Imperial Credit Industries said Thursday that it is proposing to pay $280 million to take control of Imperial Credit Commercial Mortgage Investment Corp., a real estate investment trust it manages.
Imperial Credit Industries, which already owns 10% of the trust and sponsored it when it went public in October 1997, would pay $11 per share- an 11% premium over the closing price Wednesday. Shares had traded as low $6.50 in October after the downturn in the asset-backed securities market.
Imperial Credit would buy the 125 million shares it did not already own.
The REIT earned $4.8 million for the quarter ended March 31, down nearly 40% from the same period in 1998. It has about $757 million of assets and is chaired by Imperial Credit's chairman, H. Wayne Snavely.
The deal would be the latest step in a restructuring of Imperial Credit, a Torrance, Calif., finance company that is 24% owned by Imperial Bancorp of Los Angeles.

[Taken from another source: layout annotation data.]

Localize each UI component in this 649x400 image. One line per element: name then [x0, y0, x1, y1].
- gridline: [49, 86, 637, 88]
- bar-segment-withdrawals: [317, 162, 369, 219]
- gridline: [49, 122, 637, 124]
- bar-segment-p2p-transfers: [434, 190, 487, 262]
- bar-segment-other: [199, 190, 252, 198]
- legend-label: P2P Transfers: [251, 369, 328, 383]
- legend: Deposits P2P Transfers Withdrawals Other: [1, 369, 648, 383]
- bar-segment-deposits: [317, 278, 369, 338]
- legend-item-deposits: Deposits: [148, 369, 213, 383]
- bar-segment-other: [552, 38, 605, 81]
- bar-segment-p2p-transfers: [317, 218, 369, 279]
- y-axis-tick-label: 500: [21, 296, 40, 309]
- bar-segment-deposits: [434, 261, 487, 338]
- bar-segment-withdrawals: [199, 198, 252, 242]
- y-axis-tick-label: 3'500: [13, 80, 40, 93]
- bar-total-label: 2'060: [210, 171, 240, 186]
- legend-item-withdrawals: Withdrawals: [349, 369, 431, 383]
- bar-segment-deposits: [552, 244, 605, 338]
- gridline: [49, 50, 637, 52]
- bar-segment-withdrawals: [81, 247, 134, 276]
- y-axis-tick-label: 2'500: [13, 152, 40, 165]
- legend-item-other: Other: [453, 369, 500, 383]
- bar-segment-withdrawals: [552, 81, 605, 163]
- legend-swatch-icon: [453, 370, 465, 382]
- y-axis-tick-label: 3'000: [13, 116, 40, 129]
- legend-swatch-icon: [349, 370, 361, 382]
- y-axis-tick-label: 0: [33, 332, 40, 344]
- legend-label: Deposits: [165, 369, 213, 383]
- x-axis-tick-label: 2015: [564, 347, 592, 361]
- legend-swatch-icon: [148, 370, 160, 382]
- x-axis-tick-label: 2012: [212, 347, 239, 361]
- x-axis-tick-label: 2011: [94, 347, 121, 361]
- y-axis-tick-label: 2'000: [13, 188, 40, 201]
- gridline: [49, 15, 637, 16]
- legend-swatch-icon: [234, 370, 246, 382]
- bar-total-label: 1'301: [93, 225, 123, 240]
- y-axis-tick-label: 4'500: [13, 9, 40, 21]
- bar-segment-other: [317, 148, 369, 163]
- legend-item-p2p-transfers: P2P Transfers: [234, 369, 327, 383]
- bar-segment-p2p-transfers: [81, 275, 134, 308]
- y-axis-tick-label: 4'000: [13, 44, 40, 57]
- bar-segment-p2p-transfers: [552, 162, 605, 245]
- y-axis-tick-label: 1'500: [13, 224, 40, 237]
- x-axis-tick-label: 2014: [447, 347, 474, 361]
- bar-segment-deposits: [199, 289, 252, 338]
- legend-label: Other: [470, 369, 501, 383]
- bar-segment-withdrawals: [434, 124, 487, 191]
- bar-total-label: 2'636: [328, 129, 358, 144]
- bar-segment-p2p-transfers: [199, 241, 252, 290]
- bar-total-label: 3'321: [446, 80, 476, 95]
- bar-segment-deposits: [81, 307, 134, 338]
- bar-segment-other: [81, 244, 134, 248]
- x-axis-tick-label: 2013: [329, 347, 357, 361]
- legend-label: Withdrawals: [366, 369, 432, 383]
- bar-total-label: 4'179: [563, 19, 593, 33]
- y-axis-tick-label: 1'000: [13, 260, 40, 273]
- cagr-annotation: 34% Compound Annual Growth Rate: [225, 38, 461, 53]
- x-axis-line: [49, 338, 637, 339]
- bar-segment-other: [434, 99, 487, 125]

The banking company has been trying to sell its stake in Imperial Credit since last year.
The bank had an earlier deal with Leucadia National Corp., prompting George L. Graziadio, chief executive of Imperial Bancorp, to say that the bank "looks forward to divesting ourselves of these shares and concentrating on our core business of banking."
But the deal was terminated March 29. Mr. Snavely of Imperial Credit said that Leucadia had wanted a "controlling interest in Imperial Credit" and that the timing was wrong to "redeem our shareholder rights plan or in any other way accommodate a new investor's acquisition of a control position in our stock at current prices."
Imperial Bancorp said at the time that it planned to hire an investment banker to help it dispose of its Imperial Credit shares. And since then, Imperial Credit has been busily restructuring its business.
The REIT's poor performance and deteriorating stock portfolio spurred the finance company to action, said Charlotte Chamberlin, a Jeffries & Co. analyst.
"ICI decided that rather than have this red flag out there they could buy it back in and keep it as a private mortgage REIT," she said.
The move is good for Imperial Bank, Ms. Chamberlin said, because the finance company is the most likely buyer of Imperial Bancorp's stake.
Imperial Credit also said that it sold its Argentinian mortgage portfolio for $23 million and closed Credito Imperial Argentina, the mortgage operation it owned there. The buyer was not disclosed.
Mr. Snavely said the sale was "consistent with our stated strategy to exit noncore businesses."